# EATADIK Training video for 18Bravo's



## 8'Duece (Mar 13, 2011)

*



* 
*CNN went deep inside  of Pineland for this special interview with the 18B Cadre of the SFQC. Enjoy !!! *


----------



## Ravage (Mar 13, 2011)

Postred like a million times there Big Brother :)
Still funny though...


----------



## Budha (Mar 13, 2011)

I saw this for the first time a few months ago! Good Stuff! Be sure to read the scrolling text at the bottom of the screen!


----------



## The91Bravo (Mar 13, 2011)

I love the crawler at the bottom..


----------



## AWP (Mar 13, 2011)

Didn't the guys who made this get in trouble? I vaguely recall something to that effect right after the video was posted on YT.


----------



## TheSiatonist (Mar 14, 2011)

LOL ... Eat a dick!


----------



## Diamondback 2/2 (Mar 14, 2011)

Freefalling said:


> Didn't the guys who made this get in trouble? I vaguely recall something to that effect right after the video was posted on YT.

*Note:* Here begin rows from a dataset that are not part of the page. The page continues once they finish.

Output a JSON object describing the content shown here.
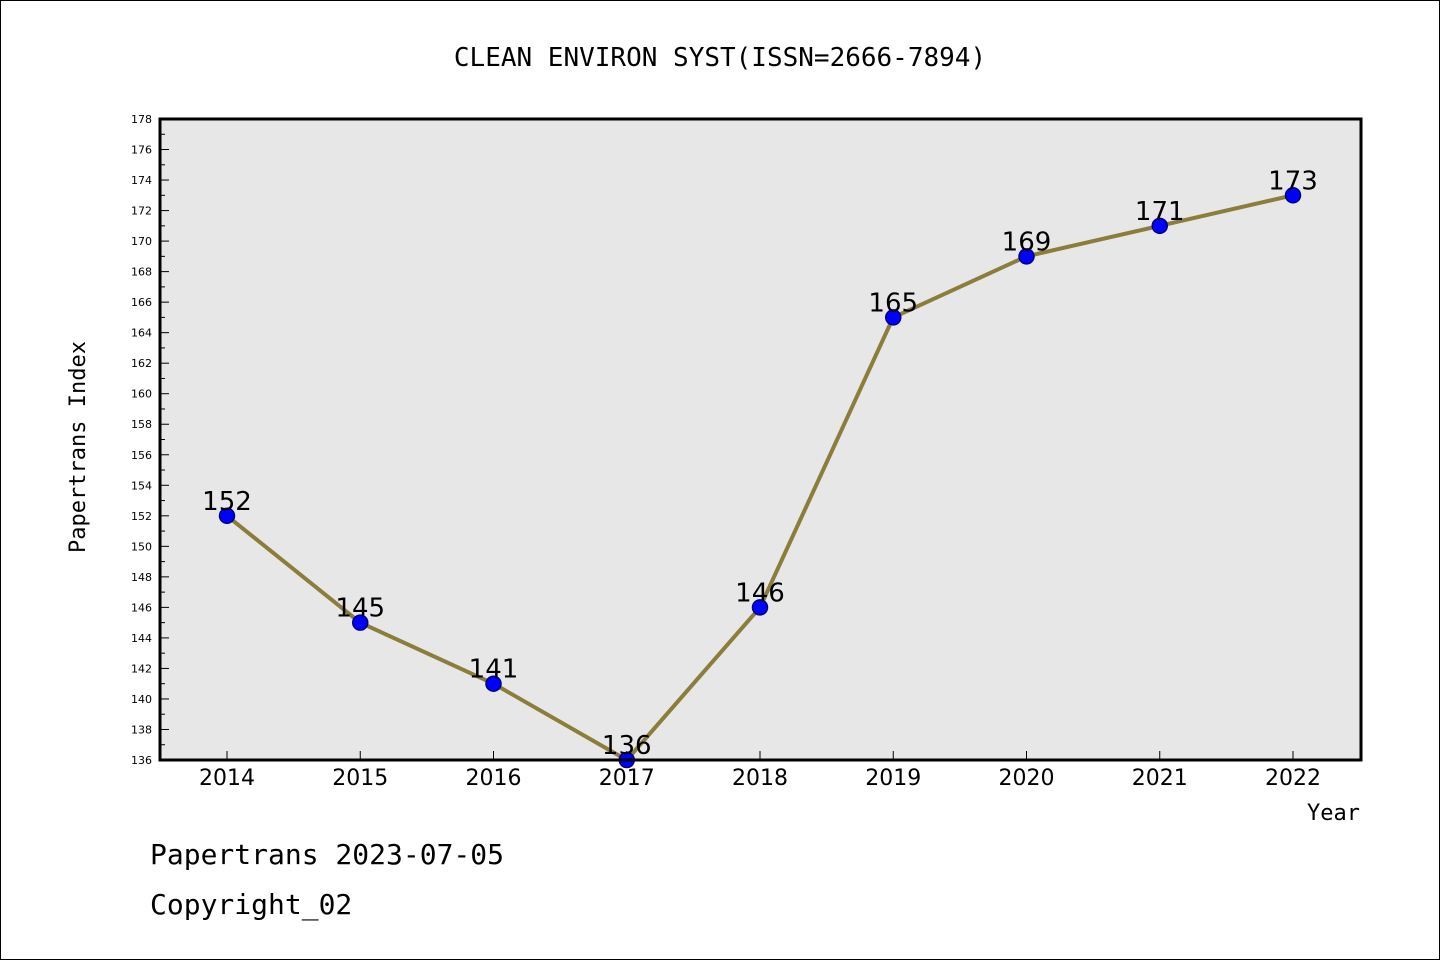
{
  "chart_data": {
    "type": "line",
    "title": "CLEAN ENVIRON SYST(ISSN=2666-7894)",
    "xlabel": "Year",
    "ylabel": "Papertrans Index",
    "x": [
      "2014",
      "2015",
      "2016",
      "2017",
      "2018",
      "2019",
      "2020",
      "2021",
      "2022"
    ],
    "series": [
      {
        "values": [
          152,
          145,
          141,
          136,
          146,
          165,
          169,
          171,
          173
        ]
      }
    ],
    "data_labels": [
      "152",
      "145",
      "141",
      "136",
      "146",
      "165",
      "169",
      "171",
      "173"
    ],
    "ylim": [
      136,
      178
    ],
    "y_ticks": [
      "136",
      "138",
      "140",
      "142",
      "144",
      "146",
      "148",
      "150",
      "152",
      "154",
      "156",
      "158",
      "160",
      "162",
      "164",
      "166",
      "168",
      "170",
      "172",
      "174",
      "176",
      "178"
    ],
    "grid": false,
    "legend": "none",
    "colors": {
      "line": "#8b7d3a",
      "marker_fill": "#0000ff",
      "marker_stroke": "#000080",
      "plot_background": "#e7e7e7"
    }
  },
  "footer": {
    "line1": "Papertrans 2023-07-05",
    "line2": "Copyright_02"
  }
}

Not sure as to the 'if' but whoever did should have gotten in trouble... As funny as the video is, it  is a pretty damn unprofessional reflection of a group that prides themselves on being professional soldiers. No disrespect intended to the long tabbers or the cadre in the video (we played the same games when I was instructing weapons for Big Army), but if something like this was made public from my old unit we would have been in some very hot water.

Still a funny video to watch though.


----------



## 8'Duece (Mar 14, 2011)

I honestly had never seen it before, so apoligies if it's been posted once or twice.  Saw it posted on Gary O'Neals FB page and cracked up. 

I'm surprised that CNN couldn't have had copy right infringements on the use of the logo and voice over during the intro. James Earl Jones.

Funny ?  Without a doubt !!


----------



## Marauder06 (Mar 14, 2011)

The first time I saw this was in Iraq, I was in a supposedly "serious" meeting and they rolled this... thought it was pretty funny but at the same time thought "damn I'm glad those aren't my guys" :)


----------